Thursday, 6 February 2014

Standing in Another Man's Grave by Ian Rankin

He’d made sure he wasn't standing too near the open grave.

A pronoun and some setting. No sign of any conflict here, unless Mr. Pronoun is going to be put into the grave. But the next sentence and paragraph answer that possibility:

Closed ranks of the other mourners between him and it.

A sentence fragment hidden in a book and taken with other sentences around it is barely noticeable and fairly tolerable, but when we separate it and let it stand on its lonesome, it's easy to see it for what it is: poor syntax. Yet there is a question: who died? Whoever it was, was he or she murdered?

This is the forth sentence in the book:

Rain wasn't quite falling yet, but it had scheduled an appointment.
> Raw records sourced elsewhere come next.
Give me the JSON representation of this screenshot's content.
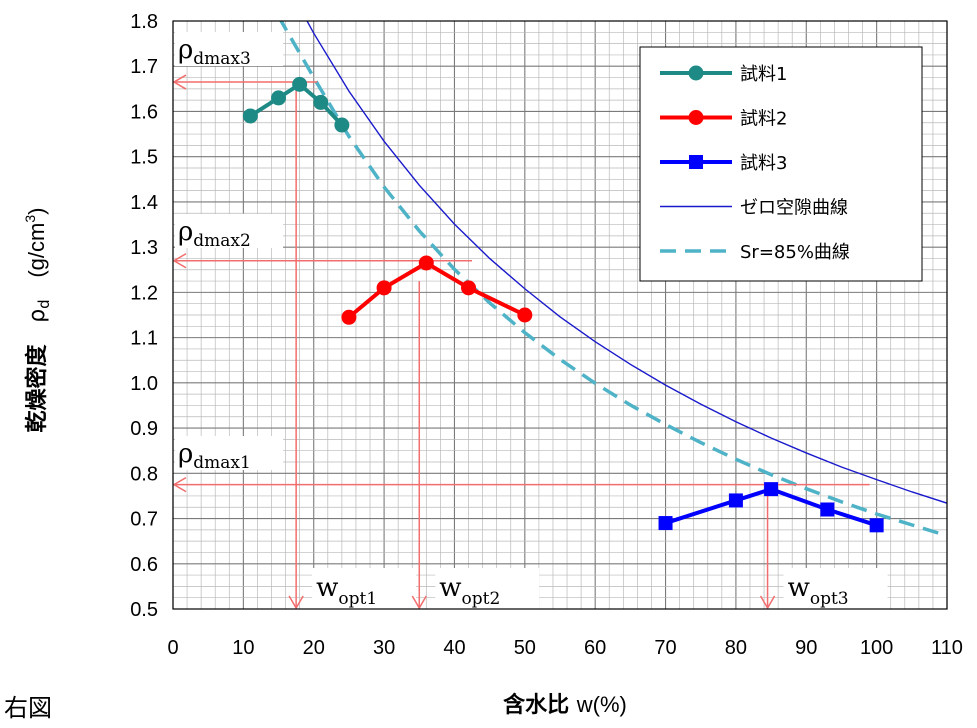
{
  "caption": "右図",
  "chart_data": {
    "type": "line",
    "xlabel": "含水比 w(%)",
    "ylabel": "乾燥密度 ρd (g/cm³)",
    "ylabel_parts": {
      "main": "乾燥密度",
      "rho": "ρ",
      "rho_sub": "d",
      "unit_open": "(g/cm",
      "unit_sup": "3",
      "unit_close": ")"
    },
    "xlim": [
      0,
      110
    ],
    "ylim": [
      0.5,
      1.8
    ],
    "xticks": [
      "0",
      "10",
      "20",
      "30",
      "40",
      "50",
      "60",
      "70",
      "80",
      "90",
      "100",
      "110"
    ],
    "yticks": [
      "0.5",
      "0.6",
      "0.7",
      "0.8",
      "0.9",
      "1.0",
      "1.1",
      "1.2",
      "1.3",
      "1.4",
      "1.5",
      "1.6",
      "1.7",
      "1.8"
    ],
    "grid": true,
    "legend_position": "top-right",
    "series": [
      {
        "name": "試料1",
        "color": "#1e8a86",
        "marker": "circle",
        "x": [
          11,
          15,
          18,
          21,
          24
        ],
        "y": [
          1.59,
          1.63,
          1.66,
          1.62,
          1.57
        ]
      },
      {
        "name": "試料2",
        "color": "#ff0000",
        "marker": "circle",
        "x": [
          25,
          30,
          36,
          42,
          50
        ],
        "y": [
          1.145,
          1.21,
          1.265,
          1.21,
          1.15
        ]
      },
      {
        "name": "試料3",
        "color": "#0000ff",
        "marker": "square",
        "x": [
          70,
          80,
          85,
          93,
          100
        ],
        "y": [
          0.69,
          0.74,
          0.765,
          0.72,
          0.685
        ]
      },
      {
        "name": "ゼロ空隙曲線",
        "color": "#1a1acc",
        "style": "solid-thin",
        "x": [
          18,
          20,
          25,
          30,
          35,
          40,
          45,
          50,
          55,
          60,
          65,
          70,
          75,
          80,
          85,
          90,
          95,
          100,
          105,
          110
        ],
        "y": [
          1.83,
          1.773,
          1.645,
          1.534,
          1.437,
          1.351,
          1.275,
          1.208,
          1.146,
          1.091,
          1.041,
          0.995,
          0.953,
          0.914,
          0.878,
          0.845,
          0.814,
          0.786,
          0.759,
          0.734
        ]
      },
      {
        "name": "Sr=85%曲線",
        "color": "#4fb3c8",
        "style": "dashed",
        "x": [
          15,
          20,
          25,
          30,
          35,
          40,
          45,
          50,
          55,
          60,
          65,
          70,
          75,
          80,
          85,
          90,
          95,
          100,
          105,
          110
        ],
        "y": [
          1.81,
          1.675,
          1.545,
          1.433,
          1.336,
          1.251,
          1.177,
          1.111,
          1.052,
          0.999,
          0.951,
          0.908,
          0.868,
          0.831,
          0.797,
          0.766,
          0.737,
          0.71,
          0.686,
          0.662
        ]
      }
    ],
    "annotations": {
      "color": "#f26d6d",
      "rho_lines": [
        {
          "label": "ρ",
          "sub": "dmax3",
          "y": 1.665,
          "x_end": 20.5
        },
        {
          "label": "ρ",
          "sub": "dmax2",
          "y": 1.27,
          "x_end": 42.5
        },
        {
          "label": "ρ",
          "sub": "dmax1",
          "y": 0.775,
          "x_end": 99
        }
      ],
      "w_lines": [
        {
          "label": "w",
          "sub": "opt1",
          "x": 17.5,
          "y_top": 1.665
        },
        {
          "label": "w",
          "sub": "opt2",
          "x": 35,
          "y_top": 1.225
        },
        {
          "label": "w",
          "sub": "opt3",
          "x": 84.5,
          "y_top": 0.755
        }
      ]
    }
  }
}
Weather - and rain to boot, which adds a new layer of cliché, considering they're at a funeral and all. I feel like I'm reading every other book that does this - and there are lots with such standard exposition. This prologue is broken up into three parts.Part 1 ends with:

As if rain wasn't bad enough . . .

What do you suppose the ellipsis is for? Tension to come? Am I supposed to be like: "Wow, this punctuation is really suspenseful!" Please see M. R. James on ellipses and how they fail. He ridicules this artless cliché much better than I ever could.

Chapter 1:

He was the only person in the office when the phone rang. 

More pronounology coupled with the phone call opening cliché.

Cowan and Bliss had gone to the canteen, and Robison had a doctor’s appointment. Rebus picked up the receiver. It was the front desk.

First thing said:


Which says nothing about character and conflict and is only slightly better than: "Hey," and slightly worse than, "John A. McDonald," or "john?"